We all need people to remind us what is true about ourselves, pointing out with great delight our strength and beauty and splendidness. We need people who believe in, and trust, the deep good God Almighty has firmly planted within us. You can go anywhere and hear someone sing a song of rejection or regret, duty or obligation, judgment or dismissal. We need more songs of hope, more songs of everlasting friendship. We need more blessings before the sun sets. 

I want to say thank you to all the people who have sung those songs back to me and to everyone in the Colorado Springs community during this traumatic time.
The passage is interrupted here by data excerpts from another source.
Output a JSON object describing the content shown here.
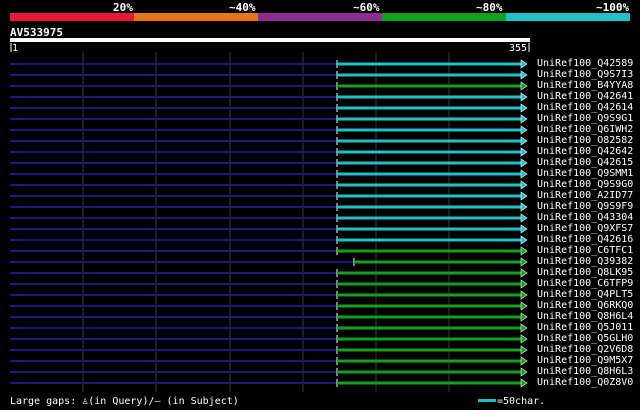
{
  "legend": [
    {
      "label": "20%",
      "color": "#e8183c"
    },
    {
      "label": "~40%",
      "color": "#e8751a"
    },
    {
      "label": "~60%",
      "color": "#8e2d91"
    },
    {
      "label": "~80%",
      "color": "#14a01e"
    },
    {
      "label": "~100%",
      "color": "#1fc1c8"
    }
  ],
  "query": {
    "id": "AV533975",
    "start": "1",
    "end": "355"
  },
  "hits": [
    {
      "name": "UniRef100_Q42589",
      "color": "cyan"
    },
    {
      "name": "UniRef100_Q9S7I3",
      "color": "cyan"
    },
    {
      "name": "UniRef100_B4YYA8",
      "color": "green"
    },
    {
      "name": "UniRef100_Q42641",
      "color": "cyan"
    },
    {
      "name": "UniRef100_Q42614",
      "color": "cyan"
    },
    {
      "name": "UniRef100_Q9S9G1",
      "color": "cyan"
    },
    {
      "name": "UniRef100_Q6IWH2",
      "color": "cyan"
    },
    {
      "name": "UniRef100_O82582",
      "color": "cyan"
    },
    {
      "name": "UniRef100_Q42642",
      "color": "cyan"
    },
    {
      "name": "UniRef100_Q42615",
      "color": "cyan"
    },
    {
      "name": "UniRef100_Q9SMM1",
      "color": "cyan"
    },
    {
      "name": "UniRef100_Q9S9G0",
      "color": "cyan"
    },
    {
      "name": "UniRef100_A2ID77",
      "color": "cyan"
    },
    {
      "name": "UniRef100_Q9S9F9",
      "color": "cyan"
    },
    {
      "name": "UniRef100_Q43304",
      "color": "cyan"
    },
    {
      "name": "UniRef100_Q9XFS7",
      "color": "cyan"
    },
    {
      "name": "UniRef100_Q42616",
      "color": "cyan"
    },
    {
      "name": "UniRef100_C6TFC1",
      "color": "green"
    },
    {
      "name": "UniRef100_Q39382",
      "color": "green",
      "short": true
    },
    {
      "name": "UniRef100_Q8LK95",
      "color": "green"
    },
    {
      "name": "UniRef100_C6TFP9",
      "color": "green"
    },
    {
      "name": "UniRef100_Q4PLT5",
      "color": "green"
    },
    {
      "name": "UniRef100_Q6RKQ0",
      "color": "green"
    },
    {
      "name": "UniRef100_Q8H6L4",
      "color": "green"
    },
    {
      "name": "UniRef100_Q5J011",
      "color": "green"
    },
    {
      "name": "UniRef100_Q5GLH0",
      "color": "green"
    },
    {
      "name": "UniRef100_Q2V6D8",
      "color": "green"
    },
    {
      "name": "UniRef100_Q9M5X7",
      "color": "green"
    },
    {
      "name": "UniRef100_Q8H6L3",
      "color": "green"
    },
    {
      "name": "UniRef100_Q0Z8V0",
      "color": "green"
    }
  ],
  "colors": {
    "cyan": "#1fc1c8",
    "green": "#14a01e",
    "gap": "#1a1a80",
    "grid": "#3a3a3a"
  },
  "footer": {
    "gaps_text": "Large gaps: ♙(in Query)/– (in Subject)",
    "scale_text": "=50char."
  }
}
Thank you to our managing editor, Joannah Sadler, our Executive Editor, Gary Moon, and my assistant, Lorien Magnus, who have shouldered the load of running the journal and continuing to work on producing Issue 10.2 while I focus on the events here in Colorado. Not only are they picking up the slack, but I know that they are praying for us as well. Thank you to my incredible team of section editors who have also expressed their support. Thank you to you, our Conversations community, for your prayers and support.
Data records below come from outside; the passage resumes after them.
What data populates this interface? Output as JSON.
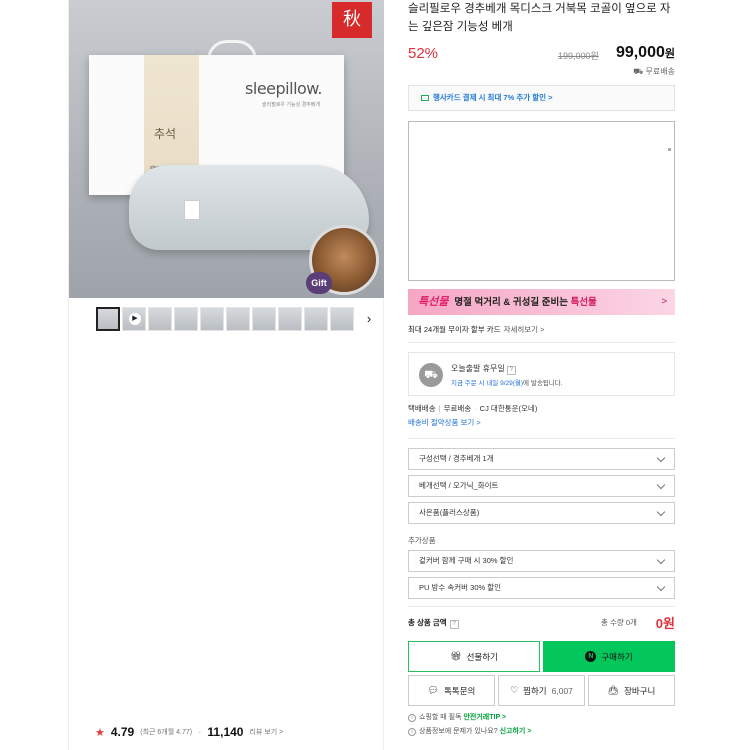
{
  "product": {
    "title": "슬리필로우 경추베개 목디스크 거북목 코골이 옆으로 자는 깊은잠 기능성 베개",
    "discount": "52%",
    "original_price": "199,000원",
    "price": "99,000",
    "price_unit": "원",
    "shipping": "무료배송"
  },
  "image": {
    "brand_text": "sleepillow.",
    "brand_sub": "슬리필로우 기능성 경추베개",
    "box_text": "추석",
    "box_sub": "sleep pillow",
    "seal_text": "秋",
    "gift_badge": "Gift",
    "thumbnail_count": 10
  },
  "card_promo": "행사카드 결제 시 최대 7% 추가 할인 >",
  "promo_banner": {
    "logo": "특선물",
    "text_before": "명절 먹거리 & 귀성길 준비는 ",
    "highlight": "특선물",
    "chevron": ">"
  },
  "installment": {
    "text": "최대 24개월 무이자 할부 카드",
    "more": "자세히보기 >"
  },
  "delivery": {
    "title": "오늘출발 휴무일",
    "help": "?",
    "sub_prefix": "지금 주문 시 내일 9/29(월)",
    "sub_suffix": "에 발송됩니다."
  },
  "carrier": {
    "method": "택배배송",
    "fee": "무료배송",
    "company": "CJ 대한통운(오네)",
    "fee_link": "배송비 절약상품 보기 >"
  },
  "options": [
    {
      "label": "구성선택 / 경추베개 1개"
    },
    {
      "label": "베개선택 / 오가닉_화이트"
    },
    {
      "label": "사은품(플러스상품)"
    }
  ],
  "addons_label": "추가상품",
  "addons": [
    {
      "label": "겉커버 함께 구매 시 30% 할인"
    },
    {
      "label": "PU 방수 속커버 30% 할인"
    }
  ],
  "total": {
    "label": "총 상품 금액",
    "help": "?",
    "qty": "총 수량 0개",
    "price": "0원"
  },
  "buttons": {
    "gift": "선물하기",
    "buy": "구매하기",
    "buy_badge": "N",
    "talk": "톡톡문의",
    "wish": "찜하기",
    "wish_count": "6,007",
    "cart": "장바구니"
  },
  "notices": [
    {
      "text": "쇼핑할 때 필독 ",
      "link": "안전거래TIP >"
    },
    {
      "text": "상품정보에 문제가 있나요? ",
      "link": "신고하기 >"
    }
  ],
  "review": {
    "score": "4.79",
    "recent": "(최근 6개월 4.77)",
    "count": "11,140",
    "more": "리뷰 보기 >"
  },
  "colors": {
    "accent_red": "#e0303d",
    "naver_green": "#03c75a",
    "link_blue": "#1f6fd6",
    "promo_pink": "#f6a6c3"
  }
}
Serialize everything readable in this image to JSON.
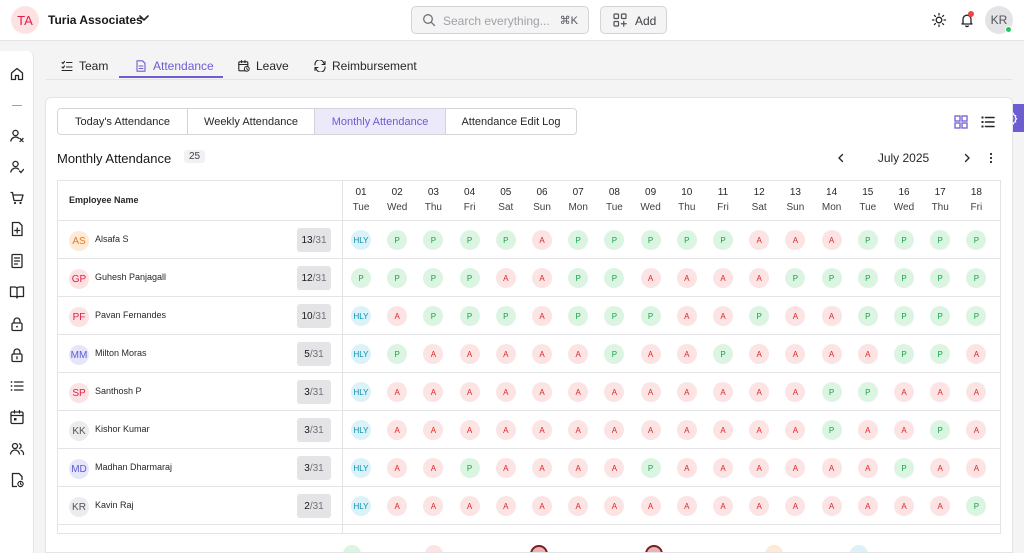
{
  "header": {
    "org_initials": "TA",
    "org_name": "Turia Associates",
    "search_placeholder": "Search everything...",
    "search_shortcut": "⌘K",
    "add_label": "Add",
    "user_initials": "KR"
  },
  "sidebar": {
    "icons": [
      "home-icon",
      "user-x-icon",
      "user-check-icon",
      "cart-icon",
      "file-plus-icon",
      "receipt-icon",
      "book-open-icon",
      "lock-icon",
      "lock-open-icon",
      "list-icon",
      "calendar-icon",
      "users-icon",
      "file-clock-icon"
    ]
  },
  "main_tabs": [
    {
      "label": "Team",
      "icon": "list-checks-icon",
      "active": false
    },
    {
      "label": "Attendance",
      "icon": "file-text-icon",
      "active": true
    },
    {
      "label": "Leave",
      "icon": "calendar-clock-icon",
      "active": false
    },
    {
      "label": "Reimbursement",
      "icon": "refresh-icon",
      "active": false
    }
  ],
  "sub_tabs": [
    {
      "label": "Today's Attendance",
      "active": false
    },
    {
      "label": "Weekly Attendance",
      "active": false
    },
    {
      "label": "Monthly Attendance",
      "active": true
    },
    {
      "label": "Attendance Edit Log",
      "active": false
    }
  ],
  "section": {
    "title": "Monthly Attendance",
    "count": "25",
    "month": "July 2025"
  },
  "table": {
    "name_header": "Employee Name",
    "days": [
      {
        "num": "01",
        "dow": "Tue"
      },
      {
        "num": "02",
        "dow": "Wed"
      },
      {
        "num": "03",
        "dow": "Thu"
      },
      {
        "num": "04",
        "dow": "Fri"
      },
      {
        "num": "05",
        "dow": "Sat"
      },
      {
        "num": "06",
        "dow": "Sun"
      },
      {
        "num": "07",
        "dow": "Mon"
      },
      {
        "num": "08",
        "dow": "Tue"
      },
      {
        "num": "09",
        "dow": "Wed"
      },
      {
        "num": "10",
        "dow": "Thu"
      },
      {
        "num": "11",
        "dow": "Fri"
      },
      {
        "num": "12",
        "dow": "Sat"
      },
      {
        "num": "13",
        "dow": "Sun"
      },
      {
        "num": "14",
        "dow": "Mon"
      },
      {
        "num": "15",
        "dow": "Tue"
      },
      {
        "num": "16",
        "dow": "Wed"
      },
      {
        "num": "17",
        "dow": "Thu"
      },
      {
        "num": "18",
        "dow": "Fri"
      }
    ],
    "rows": [
      {
        "initials": "AS",
        "name": "Alsafa S",
        "present": "13",
        "total": "/31",
        "avatar_bg": "#feead6",
        "avatar_fg": "#ea7a1e",
        "statuses": [
          "HLY",
          "P",
          "P",
          "P",
          "P",
          "A",
          "P",
          "P",
          "P",
          "P",
          "P",
          "A",
          "A",
          "A",
          "P",
          "P",
          "P",
          "P"
        ]
      },
      {
        "initials": "GP",
        "name": "Guhesh Panjagall",
        "present": "12",
        "total": "/31",
        "avatar_bg": "#fde2e4",
        "avatar_fg": "#e11d48",
        "statuses": [
          "P",
          "P",
          "P",
          "P",
          "A",
          "A",
          "P",
          "P",
          "A",
          "A",
          "A",
          "A",
          "P",
          "P",
          "P",
          "P",
          "P",
          "P"
        ]
      },
      {
        "initials": "PF",
        "name": "Pavan Fernandes",
        "present": "10",
        "total": "/31",
        "avatar_bg": "#fde2e4",
        "avatar_fg": "#e11d48",
        "statuses": [
          "HLY",
          "A",
          "P",
          "P",
          "P",
          "A",
          "P",
          "P",
          "P",
          "A",
          "A",
          "P",
          "A",
          "A",
          "P",
          "P",
          "P",
          "P"
        ]
      },
      {
        "initials": "MM",
        "name": "Milton Moras",
        "present": "5",
        "total": "/31",
        "avatar_bg": "#e6e6fb",
        "avatar_fg": "#5b5bd6",
        "statuses": [
          "HLY",
          "P",
          "A",
          "A",
          "A",
          "A",
          "A",
          "P",
          "A",
          "A",
          "P",
          "A",
          "A",
          "A",
          "A",
          "P",
          "P",
          "A"
        ]
      },
      {
        "initials": "SP",
        "name": "Santhosh P",
        "present": "3",
        "total": "/31",
        "avatar_bg": "#fde2e4",
        "avatar_fg": "#e11d48",
        "statuses": [
          "HLY",
          "A",
          "A",
          "A",
          "A",
          "A",
          "A",
          "A",
          "A",
          "A",
          "A",
          "A",
          "A",
          "P",
          "P",
          "A",
          "A",
          "A"
        ]
      },
      {
        "initials": "KK",
        "name": "Kishor Kumar",
        "present": "3",
        "total": "/31",
        "avatar_bg": "#ececee",
        "avatar_fg": "#52525b",
        "statuses": [
          "HLY",
          "A",
          "A",
          "A",
          "A",
          "A",
          "A",
          "A",
          "A",
          "A",
          "A",
          "A",
          "A",
          "P",
          "A",
          "A",
          "P",
          "A"
        ]
      },
      {
        "initials": "MD",
        "name": "Madhan Dharmaraj",
        "present": "3",
        "total": "/31",
        "avatar_bg": "#e6e6fb",
        "avatar_fg": "#5b5bd6",
        "statuses": [
          "HLY",
          "A",
          "A",
          "P",
          "A",
          "A",
          "A",
          "A",
          "P",
          "A",
          "A",
          "A",
          "A",
          "A",
          "A",
          "P",
          "A",
          "A"
        ]
      },
      {
        "initials": "KR",
        "name": "Kavin Raj",
        "present": "2",
        "total": "/31",
        "avatar_bg": "#ececee",
        "avatar_fg": "#52525b",
        "statuses": [
          "HLY",
          "A",
          "A",
          "A",
          "A",
          "A",
          "A",
          "A",
          "A",
          "A",
          "A",
          "A",
          "A",
          "A",
          "A",
          "A",
          "A",
          "P"
        ]
      }
    ]
  },
  "colors": {
    "accent": "#6d5dd3",
    "present_bg": "#dcf5e3",
    "absent_bg": "#fde4e4",
    "holiday_bg": "#dbf2f8"
  }
}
A dear friend sent a song to me as a gift on iTunes yesterday as a show of support and prayer. Once again, I heard God reaching out in song to hold my heart in this unstable time,

But when I’m alone
When I’ve thrown off the weight of this crazy stone
When I’ve lost all care for the things I own
That’s when I miss you, that’s when I miss you
You are my home
You are my home now

Please continue to be in prayer for those families who have lost their houses. If you’d like a way to help practically, at the end of this post are links to a number of organizations who are helping victims, evacuees like myself and the firefighters who are so valiantly battling the fire still burning here.

With great thanks,

Tara Owens

Ways You Can Help:

McCabe’s Tavern—offering the “Adopt a Fire Fighter” program. Customers can purchase a meal for a fire fighter and McCabe’s will match it. The meal their our famous house made Green Chili Mac & Cheese and the cost is $8.95. These men and women are growing very tired and hungry, lets give them a hot meal and a warm hug to keep their spirits up and let them know how much we appreciate them.
No fire fighter will be turned down for a free meal at McCabe’s.

Wildfire Tees—100% of proceeds from t-shirts purchase go to help the victims of Colorado wildfires

Get Help, Give Help—a resource from where you can find links to the Red Cross, United Way, Care & Share and other organizations helping the evacuees and victims.